MIAMI — He had dodged explosions on the roads to his training ground in Mogadishu. He had become the first Somali to referee a continental final, the first to work an Africa Cup of Nations, the first chosen for a World Cup. He had a valid visa. He had a confirmed seat on a flight from Istanbul. What he did not have, it turned out, was the one thing no FIFA credential could provide: permission from the United States government to land.
Omar Abdulkadir Artan, 34, was turned away at Miami International Airport on Saturday after arriving on a flight from Istanbul. U.S. Customs and Border Protection confirmed Monday that Artan “underwent additional inspection” upon arrival — a process CBP described as routine — and was subsequently “determined to be inadmissible due to vetting concerns.” He was put on a return flight to Turkey. FIFA confirmed the same afternoon that Artan would take no part in the 2026 World Cup, which opens on American soil on Thursday.
No official on either side provided a specific reason. CBP did not name the referee in its statement. FIFA named him only after CBP’s statement left no ambiguity about who the referee was. What remained unspecified — and unanswered as of Tuesday — was the nature of the vetting concern that outweighed a valid visa, FIFA accreditation, and the Confederation of African Football’s own designation of Artan as men’s referee of the year for 2025.

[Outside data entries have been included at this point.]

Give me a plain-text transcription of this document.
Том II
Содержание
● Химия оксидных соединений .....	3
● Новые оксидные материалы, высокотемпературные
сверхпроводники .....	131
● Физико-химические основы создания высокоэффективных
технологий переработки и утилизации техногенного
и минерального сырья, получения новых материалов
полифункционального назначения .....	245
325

Somalia is among 39 countries subject to the Trump administration’s travel ban. CBP said admissibility decisions are “made on a case-by-case basis using law enforcement, national security, and immigration information available at the time of inspection,” and that World Cup participation confers no special status. The agency’s authority is absolute at the border, and it offered no exception for an accredited match official on his way to officiate the world’s largest sporting event.
The fact that Artan arrived at all, however, signals that he held a valid US visa at the time of boarding in Istanbul. The denial came not at a consulate but at the port of entry, after the travel had already been undertaken — the most disruptive point at which such a determination could be made.

Artan’s case sits inside a broader pattern of World Cup access complications tied to US immigration policy. Iran’s national squad received visas only days before their opening match; fourteen members of the Iranian support staff were denied entry entirely, including administrators the federation described as essential, according to Al Jazeera. An Iraqi player reportedly endured nearly seven hours of questioning at Chicago O’Hare. The referee’s denial is the most categorical: he cannot enter at all, for any purpose, for the duration of a tournament his country has never before been represented in.
Ciise Aden Abshir, a senior adviser to Somalia’s Ministry of Youth and Sports and a former national team captain, told Agence France-Presse that the decision “undermines football’s commitment to fairness, merit, and the spirit of fair play.” The Council on American-Islamic Relations called it an “affront to our values and the law,” with its deputy director, Edward Ahmed Mitchell, telling Al Jazeera there was no justification in denying entry to someone who had already cleared the standard vetting process.
Artan, reached through a statement distributed Monday by Somali officials, was measured. “Despite the circumstances, I am in a positive mood and I am focused on the next challenges in my refereeing career,” Reuters quoted him as saying. He thanked FIFA and the Confederation of African Football for their support and expressed a wish to rejoin his fellow officials “in future competitions.”
FIFA’s posture was institutional: the governing body said it “is not involved in host country immigration processes” and had been informed that Artan’s status “will not be changed at present.” That final phrase — “at present” — was notable for what it implied and withheld. It neither closed the door on reversal nor offered any mechanism by which one might occur.
That passivity has its own context. FIFA awarded President Donald Trump its inaugural peace prize in March. The governing body has deep financial and logistical stakes in the smooth running of a US-hosted World Cup, and it has consistently deferred to American authorities on immigration questions even as those questions multiplied in the weeks before kickoff. The organization has not publicly named a replacement referee for Artan’s assigned matches, and it did not respond to questions about whether another official will be designated to cover his fixtures.
New York City Mayor Zohran Mamdani, whose city will host the World Cup final, rebuked the Trump administration separately on Monday over plans for an ICE surge in the city during the tournament. Writing on social media, Mamdani noted that six members of the US men’s national team are immigrants, and said the administration’s posture was “an attempt to divide us.” His rebuke was not specifically directed at Artan’s case but at the same set of policies that produced it.
What the Artan case makes visible — more sharply than the Iran visa delays or the Iraqi player’s questioning at O’Hare — is a structural problem CBP has shown no sign of examining: a valid visa does not guarantee the holder will be admitted, and neither FIFA accreditation, CAF’s designation as the continent’s best referee, nor an invitation from the host country to officiate its marquee event constitutes grounds to override that uncertainty. The gap between possessing a visa and being permitted to use it is precisely the gap Artan fell into. The US government has not said what would close it.
The World Cup opens Thursday. Artan’s first assigned match, if any was formally designated, will be worked by someone else.